Did Thomas move in 1799 – appearing on both the Berkeley and Brooke counties tax lists? The paper trail supports that theory.

But would a young unwed Thomas move alone?

John Beard Appears Again


Fast on the heels of my research into John Beard, who played a reoccurring supporting role in the lives of my Kirk family (see The Linchpin Who Links an 18th Century Family Together), I found evidence that further substantiates the theory that Thomas was in Berkeley County prior to moving to Brooke County in 1799.

He had familiar company!

I just found an 1803 deed between “…John Beard late of Berkeley County and state of Virginia and Margaret his wife…” and George Harris. The Beards sold Harris 200 acres in Berkeley County for “…nine hundred pounds current money of Virginia…” The deed states that John inherited the land from his father Andrew Beard of Frederick County, Virginia.

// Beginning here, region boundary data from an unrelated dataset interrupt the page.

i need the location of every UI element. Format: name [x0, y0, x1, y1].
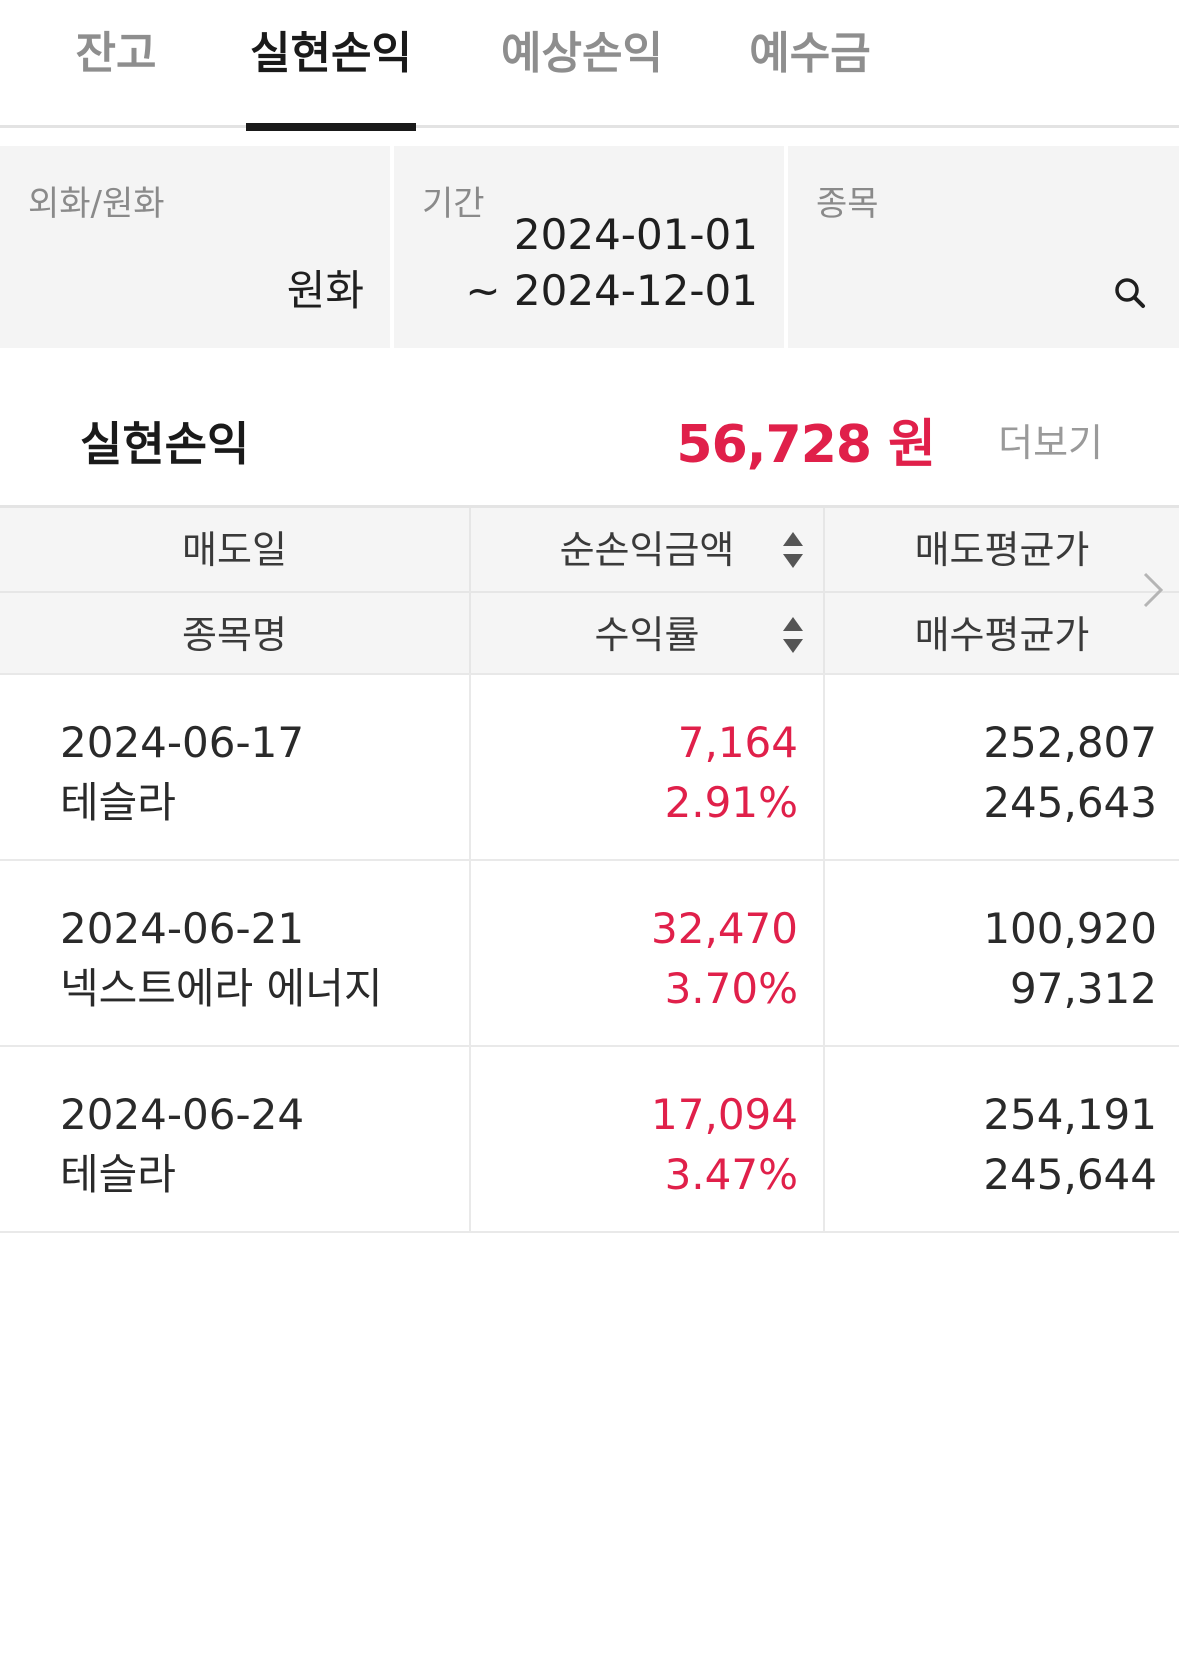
price-cell: 252,807 245,643: [983, 713, 1157, 833]
profit-cell: 7,164 2.91%: [665, 713, 798, 833]
table-header: 매도일 순손익금액 매도평균가 종목명 수익률 매수평균가: [0, 505, 1179, 675]
sell-avg-price: 100,920: [983, 904, 1157, 953]
row-col-divider: [469, 1047, 471, 1231]
return-rate: 3.70%: [664, 964, 798, 1013]
sort-icon[interactable]: [782, 615, 804, 655]
header-return-rate-label: 수익률: [594, 613, 700, 657]
period-end: ~ 2024-12-01: [465, 266, 758, 315]
summary-title: 실현손익: [80, 417, 250, 471]
date-name-cell: 2024-06-24 테슬라: [60, 1085, 304, 1205]
stock-name: 테슬라: [60, 1150, 176, 1199]
period-start: 2024-01-01: [513, 210, 758, 259]
header-net-profit-label: 순손익금액: [559, 528, 735, 572]
summary-bar: 실현손익 56,728 원 더보기: [0, 360, 1179, 505]
header-return-rate[interactable]: 수익률: [471, 593, 823, 677]
header-stock-name: 종목명: [182, 613, 287, 657]
currency-filter-label: 외화/원화: [28, 184, 165, 224]
header-divider: [0, 591, 1179, 593]
search-icon[interactable]: [1113, 276, 1147, 310]
buy-avg-price: 97,312: [1010, 964, 1157, 1013]
header-net-profit[interactable]: 순손익금액: [471, 508, 823, 592]
date-name-cell: 2024-06-17 테슬라: [60, 713, 304, 833]
table-row[interactable]: 2024-06-17 테슬라 7,164 2.91% 252,807 245,6…: [0, 675, 1179, 861]
buy-avg-price: 245,643: [983, 778, 1157, 827]
buy-avg-price: 245,644: [983, 1150, 1157, 1199]
stock-filter-label: 종목: [816, 184, 879, 224]
row-col-divider: [823, 861, 825, 1045]
currency-filter[interactable]: 외화/원화 원화: [0, 146, 390, 348]
sell-date: 2024-06-21: [60, 904, 305, 953]
sell-date: 2024-06-24: [60, 1090, 305, 1139]
profit-cell: 17,094 3.47%: [651, 1085, 798, 1205]
tab-bar: 잔고 실현손익 예상손익 예수금: [0, 0, 1179, 131]
chevron-right-icon[interactable]: [1141, 570, 1165, 610]
sort-icon[interactable]: [782, 530, 804, 570]
summary-amount: 56,728 원: [676, 415, 936, 475]
net-profit: 32,470: [651, 904, 798, 953]
return-rate: 3.47%: [664, 1150, 798, 1199]
header-sell-avg: 매도평균가: [914, 528, 1090, 572]
header-sell-date: 매도일: [182, 528, 287, 572]
stock-filter[interactable]: 종목: [788, 146, 1179, 348]
stock-name: 테슬라: [60, 778, 176, 827]
period-filter-label: 기간: [422, 184, 485, 224]
net-profit: 17,094: [651, 1090, 798, 1139]
stock-name: 넥스트에라 에너지: [60, 964, 383, 1013]
return-rate: 2.91%: [664, 778, 798, 827]
table-row[interactable]: 2024-06-24 테슬라 17,094 3.47% 254,191 245,…: [0, 1047, 1179, 1233]
sell-avg-price: 254,191: [983, 1090, 1157, 1139]
tab-balance[interactable]: 잔고: [75, 28, 157, 79]
tab-expected-pnl[interactable]: 예상손익: [501, 28, 663, 79]
row-col-divider: [469, 675, 471, 859]
tab-realized-pnl[interactable]: 실현손익: [246, 22, 416, 131]
net-profit: 7,164: [677, 718, 798, 767]
date-name-cell: 2024-06-21 넥스트에라 에너지: [60, 899, 382, 1019]
sell-avg-price: 252,807: [983, 718, 1157, 767]
more-button[interactable]: 더보기: [998, 421, 1103, 465]
sell-date: 2024-06-17: [60, 718, 305, 767]
profit-cell: 32,470 3.70%: [651, 899, 798, 1019]
price-cell: 100,920 97,312: [983, 899, 1157, 1019]
row-col-divider: [823, 675, 825, 859]
row-col-divider: [823, 1047, 825, 1231]
row-col-divider: [469, 861, 471, 1045]
header-buy-avg: 매수평균가: [914, 613, 1090, 657]
table-row[interactable]: 2024-06-21 넥스트에라 에너지 32,470 3.70% 100,92…: [0, 861, 1179, 1047]
currency-filter-value: 원화: [286, 266, 364, 315]
filter-bar: 외화/원화 원화 기간 2024-01-01 ~ 2024-12-01 종목: [0, 146, 1179, 348]
header-col-divider: [823, 508, 825, 673]
header-col-divider: [469, 508, 471, 673]
price-cell: 254,191 245,644: [983, 1085, 1157, 1205]
period-filter[interactable]: 기간 2024-01-01 ~ 2024-12-01: [394, 146, 784, 348]
tab-deposit[interactable]: 예수금: [749, 28, 871, 79]
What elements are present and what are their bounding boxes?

1803 Berkeley County, (West) Virginia land indenture - John and Margaret Beard
sold 200 acres to George Harris

For descendants of John and Margaret Beard, this document is a treasure because it confirms the identity of John’s father.

For descendants of the Kirks, it’s important because of the curious notation that John was “late of Berkeley” – an indication that he had moved elsewhere. Where were the Beards now living?

The land deed concluded with a note from the clerk of [drum roll, please...] Brooke County, (West) Virginia.

The Beards were living in Brooke County, where they finalized the sale of their Berkeley County property.

1803 Berkeley County, (West) Virginia land indenture - John and Margaret Beard
sold 200 acres to George Harris, finalizing the sale from Brooke County, (West) Virginia

There is now proof that the Beards were in the same place at the same time as the Thomas Kirk I speculated was my fifth great-grandfather!

It seems more plausible that Thomas would travel from Berkeley to Brooke if he was accompanied by family rather than alone. How fitting that it was the Beard family – whom records have shown were an ever-present support to the Kirks.

It’s also curious that the Beards sold their land in November 1803. Did the Beards want the cash in hand because they planned to move across the Ohio River into the newly formed state of Ohio (where they also settled in Licking County and eventually sold Thomas his farm)?

While the research continues, I have sifted from the sparse 18th century paper trail complementary evidence that reinforces my growing confidence that Thomas Kirk was born in Berkeley County, (West) Virginia in 1778 to Joseph and Sarah Kirk, moved to Brooke County in 1799 where he married, and then crossed the river to settle in Licking County, Ohio.